The latest National Association for Educational Progress assessments of U.S. eighth graders’ civics and American history knowledge found that more than one-quarter of eighth graders’ knowledge of these subjects could be considered “below basic,” while only about a fifth could boast knowledge that could be considered “proficient.” In 2014, an Annenberg Public Policy Center survey found that about a third of Americans cannot name even one of the three branches of government.
Americans’ civic knowledge is also getting worse as time goes on. The ACTA survey found, for example, that while about 98 percent of college graduates over the age of 65 knew that the president cannot establish taxes, only around 74 percent of college graduates between the ages of 25 and 34 answered correctly.

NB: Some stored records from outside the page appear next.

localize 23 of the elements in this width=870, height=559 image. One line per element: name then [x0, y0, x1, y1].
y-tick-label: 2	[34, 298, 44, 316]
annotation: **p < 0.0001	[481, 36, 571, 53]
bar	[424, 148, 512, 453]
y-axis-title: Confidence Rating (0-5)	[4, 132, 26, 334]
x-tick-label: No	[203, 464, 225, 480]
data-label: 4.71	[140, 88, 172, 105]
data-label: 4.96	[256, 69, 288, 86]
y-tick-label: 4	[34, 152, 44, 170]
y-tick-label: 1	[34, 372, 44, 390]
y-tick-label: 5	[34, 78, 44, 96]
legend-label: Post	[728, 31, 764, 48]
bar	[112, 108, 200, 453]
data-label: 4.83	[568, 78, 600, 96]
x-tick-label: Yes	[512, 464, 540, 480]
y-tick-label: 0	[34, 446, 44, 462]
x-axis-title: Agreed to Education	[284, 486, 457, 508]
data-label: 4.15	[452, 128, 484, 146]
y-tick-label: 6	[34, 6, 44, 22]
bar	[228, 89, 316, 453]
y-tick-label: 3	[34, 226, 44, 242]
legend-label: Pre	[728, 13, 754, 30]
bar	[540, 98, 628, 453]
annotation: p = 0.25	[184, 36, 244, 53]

It’s clear that Americans are growing incurious, and schools are doing them no favors either. Beginning in elementary school, children have been experiencing a deterioration in history and social studies instruction over the past decade. According to the Center for Information and Research on Civic Learning and Engagement at Tufts University, only 21 states required a state-designed social studies test in the 2012-13 school year. In 2001, 34 states required regular social studies assessments. Research has also found that federal reading and math testing mandates have resulted in K-12 teachers spending more time on these subjects and less on social studies and science.
As students approach college, the problem is only compounded. Only 18 percent of four-year liberal arts colleges require students to take a course in U.S. government or history. When schools are putting so little emphasis on understanding history, it’s not surprising that Americans know little about their own country’s past—and that they’re not expressing interest in learning more about history in a place like Colonial Williamsburg.
Refusing to Learn from History
Colonial Williamsburg has made strides in promoting history education in the United States. For instance, its Teacher Institute, which began nearly three decades ago, works to develop active learning programs to make history more exciting for elementary and high school students. Although the program has grown from 44 participants in 1990 to more than 8,900 representing all 50 states, this can’t compete with the overwhelming decline of history education in many school districts throughout the country.
In their attempt to prepare students for careers in math, science, and technology, educators have failed to offer well-rounded curricula to help instill in kids an interest in this nation’s past and encourage them to become responsible citizens as they approach adulthood. Instead, these young people are exposed to a modern educational approach that denigrates American history rather than supports what our founding fathers began and countless Americans have fought to preserve for over two centuries.
Colonial Williamsburg’s long-time slogan has been “that the future may learn from the past.” While Colonial Williamsburg is making important moves to ensure that there is indeed a future for the museum, it’s not entirely clear whether most Americans will care.
Jennifer Tiedemann is a writer and Karen Marsico is a teacher, both living in the New York City area. They are frequent Colonial Williamsburg visitors.